Biopic qui aura fait revenir Peter Bogdanovich sur le devant de la scène, Mask fait partie de ces films dramatiques dont on ne soupçonne pas immédiatement la minutie formelle. Véritable tourbillon d’émotions placé sous un gracieux voile de pudeur, le film, malgré sa parenté scénaristique évidente avec le film de David Lynch, constitue pourtant un anti Elephant Man par l’approche volontairement contenue de son réalisateur. Elephant Films a ainsi eu la judicieuse idée de proposer un superbe combo blu-ray / DVD proposant enfin la version Director’s Cut d’une œuvre longtemps amputée de ses éléments clefs. L’occasion de redécouvrir une belle ode à la différence soutenue par la relation fusionnelle bouleversante d’un fils et d’une mère.
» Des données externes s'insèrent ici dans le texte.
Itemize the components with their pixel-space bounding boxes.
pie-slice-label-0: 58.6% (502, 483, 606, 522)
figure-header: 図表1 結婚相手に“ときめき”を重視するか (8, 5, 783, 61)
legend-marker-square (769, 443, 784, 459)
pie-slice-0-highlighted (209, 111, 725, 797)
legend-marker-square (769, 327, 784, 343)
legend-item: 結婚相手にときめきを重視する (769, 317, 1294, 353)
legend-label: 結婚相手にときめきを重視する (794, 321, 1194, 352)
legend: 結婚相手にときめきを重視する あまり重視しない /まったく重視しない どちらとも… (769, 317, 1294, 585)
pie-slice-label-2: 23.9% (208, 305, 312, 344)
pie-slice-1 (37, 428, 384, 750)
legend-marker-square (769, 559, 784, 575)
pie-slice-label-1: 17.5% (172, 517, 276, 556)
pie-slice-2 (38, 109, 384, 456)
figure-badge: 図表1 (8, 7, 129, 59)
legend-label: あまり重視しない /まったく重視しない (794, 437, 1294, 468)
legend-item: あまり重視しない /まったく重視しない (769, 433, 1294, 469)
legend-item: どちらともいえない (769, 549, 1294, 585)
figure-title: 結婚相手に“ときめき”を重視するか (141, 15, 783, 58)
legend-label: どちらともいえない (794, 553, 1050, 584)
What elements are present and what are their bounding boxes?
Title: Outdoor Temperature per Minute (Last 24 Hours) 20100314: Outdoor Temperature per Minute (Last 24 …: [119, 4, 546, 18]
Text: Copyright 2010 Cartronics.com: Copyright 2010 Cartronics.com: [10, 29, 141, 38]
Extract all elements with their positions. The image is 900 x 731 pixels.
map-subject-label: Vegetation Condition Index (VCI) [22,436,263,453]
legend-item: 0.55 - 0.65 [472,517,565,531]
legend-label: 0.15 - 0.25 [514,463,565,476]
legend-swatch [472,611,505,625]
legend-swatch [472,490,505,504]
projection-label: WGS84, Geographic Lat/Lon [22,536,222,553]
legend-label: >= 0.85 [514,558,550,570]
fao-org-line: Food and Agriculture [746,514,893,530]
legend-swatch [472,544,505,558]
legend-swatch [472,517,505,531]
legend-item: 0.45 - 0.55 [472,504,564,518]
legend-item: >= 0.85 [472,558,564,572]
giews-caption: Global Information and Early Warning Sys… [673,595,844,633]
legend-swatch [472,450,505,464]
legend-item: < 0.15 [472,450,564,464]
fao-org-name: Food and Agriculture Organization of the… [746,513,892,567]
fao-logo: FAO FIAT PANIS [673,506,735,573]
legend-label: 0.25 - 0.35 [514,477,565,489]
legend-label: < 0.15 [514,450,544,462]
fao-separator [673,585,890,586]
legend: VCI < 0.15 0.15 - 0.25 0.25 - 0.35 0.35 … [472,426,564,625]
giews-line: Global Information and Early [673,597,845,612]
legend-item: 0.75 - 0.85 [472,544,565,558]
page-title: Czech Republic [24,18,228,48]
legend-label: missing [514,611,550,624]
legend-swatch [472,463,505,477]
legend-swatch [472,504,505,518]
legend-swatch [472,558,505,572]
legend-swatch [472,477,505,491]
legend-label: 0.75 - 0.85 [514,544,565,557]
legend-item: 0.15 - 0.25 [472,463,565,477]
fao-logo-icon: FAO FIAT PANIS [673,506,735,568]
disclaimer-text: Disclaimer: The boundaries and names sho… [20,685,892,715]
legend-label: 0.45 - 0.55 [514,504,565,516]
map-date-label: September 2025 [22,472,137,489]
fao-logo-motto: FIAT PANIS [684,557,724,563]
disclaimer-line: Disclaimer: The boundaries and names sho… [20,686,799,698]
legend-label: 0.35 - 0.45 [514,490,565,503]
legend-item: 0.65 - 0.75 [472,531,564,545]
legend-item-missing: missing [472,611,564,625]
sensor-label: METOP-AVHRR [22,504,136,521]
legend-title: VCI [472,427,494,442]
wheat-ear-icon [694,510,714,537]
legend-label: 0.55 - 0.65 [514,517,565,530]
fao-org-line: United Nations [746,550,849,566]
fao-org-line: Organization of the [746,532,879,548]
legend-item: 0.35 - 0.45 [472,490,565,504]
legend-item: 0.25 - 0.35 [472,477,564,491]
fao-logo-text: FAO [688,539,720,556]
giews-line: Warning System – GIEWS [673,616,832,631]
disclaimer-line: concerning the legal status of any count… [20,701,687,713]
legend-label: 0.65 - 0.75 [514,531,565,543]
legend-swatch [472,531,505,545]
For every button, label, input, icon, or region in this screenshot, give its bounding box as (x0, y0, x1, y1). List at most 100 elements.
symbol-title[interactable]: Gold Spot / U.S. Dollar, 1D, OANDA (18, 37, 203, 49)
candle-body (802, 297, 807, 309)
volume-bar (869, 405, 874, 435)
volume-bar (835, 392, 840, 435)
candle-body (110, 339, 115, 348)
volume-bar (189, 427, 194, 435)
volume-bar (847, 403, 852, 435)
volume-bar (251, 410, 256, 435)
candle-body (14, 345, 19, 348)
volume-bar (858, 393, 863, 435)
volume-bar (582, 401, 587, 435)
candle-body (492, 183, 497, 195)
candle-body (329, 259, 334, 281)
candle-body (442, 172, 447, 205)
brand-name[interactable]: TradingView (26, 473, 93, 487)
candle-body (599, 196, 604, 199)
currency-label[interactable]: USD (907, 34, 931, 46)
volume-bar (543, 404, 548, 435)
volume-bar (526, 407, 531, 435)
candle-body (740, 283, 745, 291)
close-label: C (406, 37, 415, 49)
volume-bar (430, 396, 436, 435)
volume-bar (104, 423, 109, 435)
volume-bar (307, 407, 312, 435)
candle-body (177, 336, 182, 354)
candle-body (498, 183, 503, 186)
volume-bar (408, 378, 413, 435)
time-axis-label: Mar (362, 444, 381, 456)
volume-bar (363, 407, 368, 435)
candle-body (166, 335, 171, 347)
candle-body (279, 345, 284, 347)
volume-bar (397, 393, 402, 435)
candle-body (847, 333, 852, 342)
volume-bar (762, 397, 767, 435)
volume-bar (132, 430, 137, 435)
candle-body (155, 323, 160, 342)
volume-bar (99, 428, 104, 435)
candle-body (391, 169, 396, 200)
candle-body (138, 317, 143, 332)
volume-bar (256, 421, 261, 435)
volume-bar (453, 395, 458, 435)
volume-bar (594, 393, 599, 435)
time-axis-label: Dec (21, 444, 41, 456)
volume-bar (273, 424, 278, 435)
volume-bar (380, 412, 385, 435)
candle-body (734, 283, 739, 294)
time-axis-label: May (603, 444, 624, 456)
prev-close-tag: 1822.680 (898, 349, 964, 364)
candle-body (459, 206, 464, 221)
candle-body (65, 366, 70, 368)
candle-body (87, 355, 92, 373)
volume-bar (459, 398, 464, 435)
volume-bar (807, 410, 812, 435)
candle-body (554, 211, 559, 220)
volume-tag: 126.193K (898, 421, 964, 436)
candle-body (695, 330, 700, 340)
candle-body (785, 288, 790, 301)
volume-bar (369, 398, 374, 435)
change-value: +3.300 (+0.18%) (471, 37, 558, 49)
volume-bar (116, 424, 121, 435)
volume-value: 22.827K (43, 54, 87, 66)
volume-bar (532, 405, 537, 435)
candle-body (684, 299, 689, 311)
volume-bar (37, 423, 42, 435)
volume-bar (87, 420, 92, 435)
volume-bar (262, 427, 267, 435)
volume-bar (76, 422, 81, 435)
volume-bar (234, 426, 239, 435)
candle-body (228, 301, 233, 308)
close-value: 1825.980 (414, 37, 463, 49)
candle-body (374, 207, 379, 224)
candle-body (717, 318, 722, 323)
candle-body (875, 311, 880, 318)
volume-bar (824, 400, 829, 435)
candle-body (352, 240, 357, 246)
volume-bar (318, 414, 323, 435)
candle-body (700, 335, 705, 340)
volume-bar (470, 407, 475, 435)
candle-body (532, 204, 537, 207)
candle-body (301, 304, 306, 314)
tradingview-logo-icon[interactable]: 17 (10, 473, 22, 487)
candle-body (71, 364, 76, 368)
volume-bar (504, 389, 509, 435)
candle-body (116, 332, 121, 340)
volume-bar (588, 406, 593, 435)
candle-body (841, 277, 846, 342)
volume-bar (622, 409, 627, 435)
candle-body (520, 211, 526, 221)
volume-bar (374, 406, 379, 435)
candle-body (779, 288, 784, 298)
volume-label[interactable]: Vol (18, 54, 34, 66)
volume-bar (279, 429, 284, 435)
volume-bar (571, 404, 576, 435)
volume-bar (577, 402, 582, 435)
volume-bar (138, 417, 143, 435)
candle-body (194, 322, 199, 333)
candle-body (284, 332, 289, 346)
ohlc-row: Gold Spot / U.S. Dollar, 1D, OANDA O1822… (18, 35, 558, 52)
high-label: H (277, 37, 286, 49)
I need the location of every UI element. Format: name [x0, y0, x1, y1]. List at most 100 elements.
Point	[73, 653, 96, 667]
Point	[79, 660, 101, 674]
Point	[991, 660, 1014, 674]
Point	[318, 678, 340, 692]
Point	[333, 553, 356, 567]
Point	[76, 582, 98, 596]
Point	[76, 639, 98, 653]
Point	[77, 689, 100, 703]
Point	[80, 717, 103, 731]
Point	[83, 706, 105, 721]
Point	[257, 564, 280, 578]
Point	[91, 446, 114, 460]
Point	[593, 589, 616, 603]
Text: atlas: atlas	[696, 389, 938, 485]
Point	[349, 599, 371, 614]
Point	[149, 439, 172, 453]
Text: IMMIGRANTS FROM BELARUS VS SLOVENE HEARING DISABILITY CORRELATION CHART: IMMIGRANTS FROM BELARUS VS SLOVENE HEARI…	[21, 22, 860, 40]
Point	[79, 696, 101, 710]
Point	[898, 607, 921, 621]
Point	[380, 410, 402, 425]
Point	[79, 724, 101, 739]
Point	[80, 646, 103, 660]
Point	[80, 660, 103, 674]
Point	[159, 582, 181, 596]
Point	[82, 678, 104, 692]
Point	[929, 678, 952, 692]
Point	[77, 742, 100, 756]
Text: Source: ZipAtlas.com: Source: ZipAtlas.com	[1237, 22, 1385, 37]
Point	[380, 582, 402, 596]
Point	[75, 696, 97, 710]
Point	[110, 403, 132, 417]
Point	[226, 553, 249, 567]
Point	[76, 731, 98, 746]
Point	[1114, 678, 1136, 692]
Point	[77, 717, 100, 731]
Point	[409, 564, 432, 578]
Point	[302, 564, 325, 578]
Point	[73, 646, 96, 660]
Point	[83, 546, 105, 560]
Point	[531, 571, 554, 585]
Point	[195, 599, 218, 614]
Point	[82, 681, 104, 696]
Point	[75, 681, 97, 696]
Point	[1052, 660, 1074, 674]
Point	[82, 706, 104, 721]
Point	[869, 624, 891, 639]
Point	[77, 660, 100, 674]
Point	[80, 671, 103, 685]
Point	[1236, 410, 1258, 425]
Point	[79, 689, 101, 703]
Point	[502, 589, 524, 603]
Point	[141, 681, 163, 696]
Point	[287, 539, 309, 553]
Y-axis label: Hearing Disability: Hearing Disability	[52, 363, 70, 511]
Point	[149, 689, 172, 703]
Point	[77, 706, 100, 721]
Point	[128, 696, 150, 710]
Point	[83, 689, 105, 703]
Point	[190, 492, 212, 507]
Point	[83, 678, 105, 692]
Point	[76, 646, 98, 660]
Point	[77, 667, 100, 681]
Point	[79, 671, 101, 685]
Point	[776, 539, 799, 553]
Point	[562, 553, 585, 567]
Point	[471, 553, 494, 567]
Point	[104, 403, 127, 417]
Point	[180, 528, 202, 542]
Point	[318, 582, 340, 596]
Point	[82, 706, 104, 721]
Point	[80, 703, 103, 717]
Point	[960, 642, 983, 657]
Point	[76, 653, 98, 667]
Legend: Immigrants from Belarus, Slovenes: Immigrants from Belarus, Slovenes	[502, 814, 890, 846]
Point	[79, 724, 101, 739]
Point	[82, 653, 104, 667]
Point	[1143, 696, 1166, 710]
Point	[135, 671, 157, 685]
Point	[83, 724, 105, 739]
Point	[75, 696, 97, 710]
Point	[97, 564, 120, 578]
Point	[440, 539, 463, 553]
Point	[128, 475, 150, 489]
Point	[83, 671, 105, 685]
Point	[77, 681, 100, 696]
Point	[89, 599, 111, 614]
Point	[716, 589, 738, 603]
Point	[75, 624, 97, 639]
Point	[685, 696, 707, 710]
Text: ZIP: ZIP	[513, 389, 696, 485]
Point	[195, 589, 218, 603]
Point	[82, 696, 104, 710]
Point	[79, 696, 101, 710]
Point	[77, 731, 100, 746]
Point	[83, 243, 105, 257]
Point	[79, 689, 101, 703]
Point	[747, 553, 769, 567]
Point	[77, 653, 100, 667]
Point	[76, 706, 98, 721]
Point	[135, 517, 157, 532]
Synopsis : Rocky Dennis souffre d’une maladie dégénérative qui, en outre, a pour conséquence une terrible déformation de son visage. Il compense cette différence en appréhendant la vie avec une forme de légèreté tout en nourrissant des rêves de liberté à travers le projet d’une longue traversée de l’Europe. L’on suit ainsi le parcours de ce jeune homme hors-norme et hors des normes, s’adaptant et évoluant dans différentes sphères sociales incontournables : de l’école aux hôpitaux en passant par le groupe soudé de bikers qui constitue le cocon familial référentiel et protecteur du jeune homme. Mais par dessus tout il y a sa mère : la bouillonnante Rusty Dennis dont l’amour inconditionnel constituera le plus solide des repères de son fils

 

 

Au-delà du Mask : cultiver la différence et le lien

Biopic dramatique marqué par une indéniable justesse de ton, Mask se présente comme un film à l’image de son personnage qui ne s’apitoie jamais sur son sort en prônant une forme de relativisme optimiste. Ainsi, Bogdanovich évite soigneusement les écueils du genre en proposant une approche naturaliste sans jamais manquer de sensibilité. Loin du voyeurisme auquel on aurait pu s’attendre, le réalisateur utilise toutes les ressources de mise en scène possible pour ménager son spectateur et rendre ses personnages émouvants. Ainsi, au-delà de Rocky et de sa mère Rusty, il parvient à faire exister toute une galerie de personnages rendus identifiables et attachants. Du personnage de Gar superbement incarné par un Sam Elliott, des plus charismatiques, en passant par le muet Dozer ou la douce Diana incarnée par la jeune Laura Dern, il est difficile pour le spectateur de ne nourrir aucune sympathie envers ces personnages positifs. Dans ce film volontairement sous-exposé, Rocky Dennis est, dès la première séquence, présenté comme un jeune adolescent avant toute chose. La séquence d’exposition, programmatique, le présente ainsi par fragments afin d’atténuer au mieux le choc de la vision de son hypertrophie faciale. Jalonné de sublimes plans séquences et de jeux sur la netteté des plans, le film est traversé par une forme d’authenticité édifiante. Difficile ainsi de ne pas ressortir ému au sortir de cette touchante tranche de vie humaniste pétrie d’espoirs et de beaux sentiments.

 

 

Le lyrisme de Bruce Springsteen

Que d’attentes avant de découvrir Mask dans son authentique version. En effet, le film a longtemps été amputé de deux scènes pourtant extrêmement signifiantes. Plus encore, exit la musique qui constituait l’identité du film à travers cinq chansons de Bruce Springsteen dont le lyrisme social s’accordait merveilleusement au film. Hélas, du fait d’un conflit sur les droits de ces chansons entre Columbia et Universel, ces dernières furent tout simplement retirées du film et remplacées par celles, moins signifiantes, de Bob Seger. Dans son combo, Elephant Films a ainsi eu la judicieuse idée de proposer les deux versions du film tout en l’agrémentant de passionnants suppléments allant d’une riche analyse proposée par Jean-Baptiste Thoret en passant par une interview du réalisateur et surtout le captivant commentaire audio de Bogdanovich constituant une formidable exégèse du film.

 

 

Conclusion

Loin du mélodrame misérabiliste auquel l’on aurait pu s’attendre, Mask se présente plutôt comme un chant des marginaux. A travers ce récit d’adolescent, Bogdanovich en profite ainsi pour poser un véritable discours fordien sur la communauté et la manière dont les individus s’agrègent pour mieux se soutenir les uns les autres.